Again, in the present state of broad imagination, I have thought of emphasizing to him that “everything” is difficult and “everything” is excruciating to be exact. In fact, maybe I could even exclaim how I wanted to disregard and depart from UP considering the countless times I’ve cried my eyes out and felt like a total loser.

And no, I didn’t keep my mouth shut about it, because I responded withthe truth, that “everything is pretty much difficult for me” (well, half-truth)

He then answered his one of those, ask-me-and-I’ll-answer-you-in-totally-complete-detail sort of responses.

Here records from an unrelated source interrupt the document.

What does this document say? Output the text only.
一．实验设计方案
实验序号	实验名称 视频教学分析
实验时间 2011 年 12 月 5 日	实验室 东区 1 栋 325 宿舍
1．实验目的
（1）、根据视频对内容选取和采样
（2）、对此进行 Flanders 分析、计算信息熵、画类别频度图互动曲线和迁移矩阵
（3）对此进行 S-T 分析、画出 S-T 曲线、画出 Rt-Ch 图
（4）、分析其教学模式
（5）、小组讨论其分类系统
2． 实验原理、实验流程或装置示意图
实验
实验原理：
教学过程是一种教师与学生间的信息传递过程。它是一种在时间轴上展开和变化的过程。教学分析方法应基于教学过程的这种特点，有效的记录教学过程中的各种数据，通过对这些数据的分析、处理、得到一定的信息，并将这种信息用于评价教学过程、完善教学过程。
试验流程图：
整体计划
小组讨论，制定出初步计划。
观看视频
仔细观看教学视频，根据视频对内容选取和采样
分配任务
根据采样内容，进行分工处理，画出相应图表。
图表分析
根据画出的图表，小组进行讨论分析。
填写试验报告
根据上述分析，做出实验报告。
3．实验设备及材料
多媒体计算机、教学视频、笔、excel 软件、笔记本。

Mom joined in the conversation, wherein I pretty much played the role of the listener for the whole period. They particularly draw their attention to stressing out how LUCKY I am to be in UP; how fortunate of me to be in a “walking-distance” school, and how grateful I should be because I am in UP.

I’m not saying that I’m not in favor of UP or anything; of course it will always be a benefit. But let’s just say, I know I can always settle on the average, because I am, too.

In this world, there will always be a fine line between genius and stupid. The genius knows, the stupid doesn’t. The genius neglects, the stupid notices. The genius analyzes, the stupid is indifferent. The genius is sensitive, but is insensitive to feelings. The stupid is insensitive, but is sensitive to emotions. That’s why they say, if you get to experience love, you get to be stupid.

I stand at two places at once, and the line is where I stand most. Confused, but never been misled. Although I admire the fact that I am in UP, I can’t stand the thought that I should act intelligent and be intelligent (if that's even possible). Besides, I am neither genius nor stupid.


It is the rough road that’ll help us achieve the best goals in life; it is in this road that would best lead us to a wondrous place in the end. Why? You’ll have to figure it out on your own choice of path.

Whenever I feel like a total loser, I always lean on to this verse:


Acts 5:3-5


“But that’s not all! We gladly suffer, because we know that suffering helps us to endure and endurance builds character, which gives us a hope that will never disappoint us. All of this happens because God has given us the Holy Spirit, who fills our hearts with His love.”